Closed in winter
The Kim family thought they were on their way from Interstate 5 to Gold Beach on the Oregon Coast.
Instead, their tragic wrong turn took them into the headlines and the hearts of good people everywhere.
There is no blame to be assigned. And we may never know why the Kims pressed on rather than turning around.
Yet, we in Baker County know all too well that paved mountain roads can be impassable in winter due to snow.
But the Kims were from the California Bay Area, a place where travel concerns are different. Just imagine dropping a seasoned Baker County local on the roads of that region; could he or she tell Emeryville from Oakland, Sausalito from San Mateo?
Maybe with the help of a map.
Oregon's official highway map notes the Bear Camp Road the Kims were traveling is closed in winter.

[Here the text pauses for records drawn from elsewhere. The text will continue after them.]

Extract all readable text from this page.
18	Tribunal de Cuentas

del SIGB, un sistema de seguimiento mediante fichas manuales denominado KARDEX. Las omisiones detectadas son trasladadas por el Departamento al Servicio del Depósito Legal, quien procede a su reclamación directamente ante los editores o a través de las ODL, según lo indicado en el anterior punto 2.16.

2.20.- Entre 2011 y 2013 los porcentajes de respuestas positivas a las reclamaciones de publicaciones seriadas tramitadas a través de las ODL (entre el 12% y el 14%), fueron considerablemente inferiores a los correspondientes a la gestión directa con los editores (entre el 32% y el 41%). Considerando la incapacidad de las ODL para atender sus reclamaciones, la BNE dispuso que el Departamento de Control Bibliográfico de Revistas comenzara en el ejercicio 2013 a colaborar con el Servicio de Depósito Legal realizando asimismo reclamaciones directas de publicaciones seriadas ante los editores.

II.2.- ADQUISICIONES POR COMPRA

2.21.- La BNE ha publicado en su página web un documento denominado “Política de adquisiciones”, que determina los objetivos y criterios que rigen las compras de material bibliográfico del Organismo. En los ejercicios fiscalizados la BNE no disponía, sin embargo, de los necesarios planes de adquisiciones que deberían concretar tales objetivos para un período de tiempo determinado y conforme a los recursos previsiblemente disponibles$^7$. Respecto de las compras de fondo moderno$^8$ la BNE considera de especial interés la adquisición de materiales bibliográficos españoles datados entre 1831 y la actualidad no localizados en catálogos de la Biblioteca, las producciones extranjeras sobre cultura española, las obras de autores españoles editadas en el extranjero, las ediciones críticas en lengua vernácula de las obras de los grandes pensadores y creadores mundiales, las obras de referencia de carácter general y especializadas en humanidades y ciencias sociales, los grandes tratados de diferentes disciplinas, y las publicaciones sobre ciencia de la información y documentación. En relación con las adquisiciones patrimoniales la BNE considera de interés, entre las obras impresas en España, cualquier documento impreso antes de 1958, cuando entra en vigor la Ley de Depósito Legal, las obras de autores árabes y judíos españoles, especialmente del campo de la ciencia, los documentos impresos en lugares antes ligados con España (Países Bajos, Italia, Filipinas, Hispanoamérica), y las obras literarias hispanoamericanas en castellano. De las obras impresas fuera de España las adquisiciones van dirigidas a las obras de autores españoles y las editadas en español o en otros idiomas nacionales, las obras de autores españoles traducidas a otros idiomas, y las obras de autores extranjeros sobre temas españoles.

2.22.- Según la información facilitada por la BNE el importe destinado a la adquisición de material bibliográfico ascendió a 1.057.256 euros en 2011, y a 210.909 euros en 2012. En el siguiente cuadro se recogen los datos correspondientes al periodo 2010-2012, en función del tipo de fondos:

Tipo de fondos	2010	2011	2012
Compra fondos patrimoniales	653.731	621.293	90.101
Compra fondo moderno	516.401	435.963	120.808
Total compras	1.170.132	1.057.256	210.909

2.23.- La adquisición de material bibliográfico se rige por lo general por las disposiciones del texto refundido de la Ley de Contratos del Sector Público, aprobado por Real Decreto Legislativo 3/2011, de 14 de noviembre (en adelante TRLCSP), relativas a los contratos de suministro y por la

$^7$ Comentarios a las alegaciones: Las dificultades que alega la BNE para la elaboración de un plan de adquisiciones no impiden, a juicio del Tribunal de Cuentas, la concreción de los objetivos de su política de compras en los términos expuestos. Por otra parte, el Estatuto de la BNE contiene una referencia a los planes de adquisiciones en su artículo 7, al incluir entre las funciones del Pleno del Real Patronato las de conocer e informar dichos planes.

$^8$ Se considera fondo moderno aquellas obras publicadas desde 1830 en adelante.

A decade-old copy of the same highway map doesn't, indicating someone at the state realized even a small warning was worth noting on the map.
Here's the rub, though: the latest highway map, while indicating Bear Camp as closed, offers no similar designation to the Elkhorn and Hells Canyon scenic byways.
Portions of both those roads are closed in winter something Mapquest.com failed to account for even after adjusting the search for seasonal closures.
In both cases, roadside signs note the roads are closed in winter. And even if you miss the sign, there's no substitute for common sense as the snow packs up under your bumper.
But it would behoove Oregon, where tourism is both an economic force and impetus for in-migration, to do everything in its power to arm visitors with the best possible information.
At the very least, the Oregon Department of Transportation should work with counties and federal agencies to inventory and note all paved roads in the state that are closed in a typical winter due to snow.
But in an era of computer maps and on-board navigation, the state could further direct service providers to take note of these roads. It might even be possible for the state to legislate that Web- and satellite-navigation services take note of an official list of roads as closed in winter.
Or perhaps, in an era of such marvels as GPS and Internet mapping, we should remain humbled by their fallibility.,
No one would advise a traveler in Granite to get to Ukiah in December by way of the North Fork of the John Day River.
But both Mapquest and the official highway map of Oregon show it is possible.